Did Bipolar Disorder Kill Kurt Cobain?

He Should’ve Taken Lithium, Not Heroin. Kurt Cobain’s Suicide 20 Years Later

What if Kurt Cobain took Lithium instead of heroin? Would he still be alive today? Would it have stifled his creativity? Or maybe enhanced it? Would Nirvana be as great if it continued beyond “In Utero”?

It’s quite possible that one of the reasons Nirvana is so phenomenal is that the band’s lifespan was only long enough to create three albums and a B-sides record. “It’s better to burn out than to fade away,” Kurt infamously wrote in his suicide note, quoting Neil Young.

It’s a little known fact that Kurt Cobain was bipolar. Bipolar artistic figures abound in history. From Edgar Allen Poe to Vincent Van Gogh, Jimi Hendrix to Amy Winehouse.
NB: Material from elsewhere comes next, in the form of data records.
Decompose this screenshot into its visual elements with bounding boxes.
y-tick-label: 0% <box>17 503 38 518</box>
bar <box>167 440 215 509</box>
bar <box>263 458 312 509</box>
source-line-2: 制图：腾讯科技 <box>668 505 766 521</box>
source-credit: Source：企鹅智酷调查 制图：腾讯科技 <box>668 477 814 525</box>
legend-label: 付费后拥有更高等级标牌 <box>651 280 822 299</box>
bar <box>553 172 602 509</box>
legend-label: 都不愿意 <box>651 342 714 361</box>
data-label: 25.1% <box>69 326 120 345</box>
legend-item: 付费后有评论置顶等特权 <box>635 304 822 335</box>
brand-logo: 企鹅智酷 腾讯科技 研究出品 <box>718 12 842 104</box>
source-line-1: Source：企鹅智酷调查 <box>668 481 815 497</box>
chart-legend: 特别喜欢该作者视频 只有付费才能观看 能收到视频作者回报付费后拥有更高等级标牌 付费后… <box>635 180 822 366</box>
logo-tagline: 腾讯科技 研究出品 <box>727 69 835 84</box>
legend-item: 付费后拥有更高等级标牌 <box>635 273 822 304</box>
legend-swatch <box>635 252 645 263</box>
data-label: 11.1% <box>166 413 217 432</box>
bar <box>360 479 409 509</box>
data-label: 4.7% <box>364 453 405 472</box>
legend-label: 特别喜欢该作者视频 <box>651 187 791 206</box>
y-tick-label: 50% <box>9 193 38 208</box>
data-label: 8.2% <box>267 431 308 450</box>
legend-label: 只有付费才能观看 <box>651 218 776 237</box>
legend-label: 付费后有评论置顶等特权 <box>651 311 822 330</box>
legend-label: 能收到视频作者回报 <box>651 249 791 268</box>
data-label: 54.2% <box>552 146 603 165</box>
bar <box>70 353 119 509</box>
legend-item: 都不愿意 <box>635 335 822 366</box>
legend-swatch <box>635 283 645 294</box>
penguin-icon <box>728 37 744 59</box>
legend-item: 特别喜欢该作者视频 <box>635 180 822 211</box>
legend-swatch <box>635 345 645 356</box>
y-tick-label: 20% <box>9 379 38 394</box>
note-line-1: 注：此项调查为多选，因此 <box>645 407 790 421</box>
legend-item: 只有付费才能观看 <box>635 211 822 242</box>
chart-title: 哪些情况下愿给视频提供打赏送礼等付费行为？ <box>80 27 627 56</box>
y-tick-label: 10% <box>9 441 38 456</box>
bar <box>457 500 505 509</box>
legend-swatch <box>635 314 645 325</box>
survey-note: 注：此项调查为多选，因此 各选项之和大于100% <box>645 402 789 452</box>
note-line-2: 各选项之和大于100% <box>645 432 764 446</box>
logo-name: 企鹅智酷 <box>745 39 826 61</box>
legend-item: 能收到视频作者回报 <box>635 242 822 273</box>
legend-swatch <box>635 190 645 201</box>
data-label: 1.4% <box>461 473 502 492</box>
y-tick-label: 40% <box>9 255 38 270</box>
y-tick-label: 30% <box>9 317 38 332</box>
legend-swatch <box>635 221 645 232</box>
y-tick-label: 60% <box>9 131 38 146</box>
All of them self-medicating bipolar addicts, and all of them died 40 or younger.

We will never know the answers to the above questions, but it is credibly and anecdotally documented that Kurt Cobain was bipolar. There was a monster inside his brain. A monster called manic depression.

Cobain experienced the intense highs and extreme lows of bipolar disorder a.k.a. manic depression. His song “Lithium” describes bipolar to a T, down to the titular drug used to treat manic depression. It runs the gamut from happiness to apathy to sadness, sometimes within the same sentence. However, there is no evidence that Kurt actually took Lithium.

Kurt Cobain was diagnosed with ADD at a young age, and with bipolar thereafter, according to an interview with Kurt’s cousin Bev Cobain. Bev Cobain is a registered nurse with a background working in mental health. Her books include “Dying to Be Free: A Healing Guide for Families After a Suicide,” and “When Nothing Matters Anymore: A Survival Guide for Depressed Teens.”

Kurt Cobain’s depression is clear as purified spring water. There are lyrics like “I miss the comfort in being sad,” (“Frances Farmer”) to “I think I’m dumb” (“Dumb”) to the down-in-the-dumps yearning for a better life in “Pennyroyal Tea” (“Distill the life that’s inside of me”).

Then there’s “Radio Friendly Unit Shifter” with its chorus: “What is wrong with me?” (x4) and the verse line “bipolar opposites attract.”

Kurt Cobain reportedly would go into maniacal work tears, writing songs with lyrical motifs and song patterns that are decidedly bipolar. There are nonsensical lyrics. When someone is manic, they make strange word associations and many misbehave creatively. Case in point Nirvana’s most popular single “Smells Like Teen Spirit” – “a mulatto, an albino, a mosquito, my libido.”

Even the sound of Nirvana – subdued verses and big, loud choruses drifts between two poles.

Could it be that Kurt didn’t want Lithium to destroy his creativity? And that’s why he turned to heroin? Quite possibly.

About 56 percent of individuals with bipolar had experienced drug or alcohol addiction during their lifetime, according to the American Journal of Managed Care. And one in five bipolar people successfully commit suicide, according to the Depression and Bipolar Support Alliance.

Kurt Cobain was a troubled bipolar musical genius who didn’t have to pass. Despite his ubiquitous mantra “I hate myself and I want to die,” he could’ve survived if only he succumbed to good ol’ fashioned psychiatric treatment.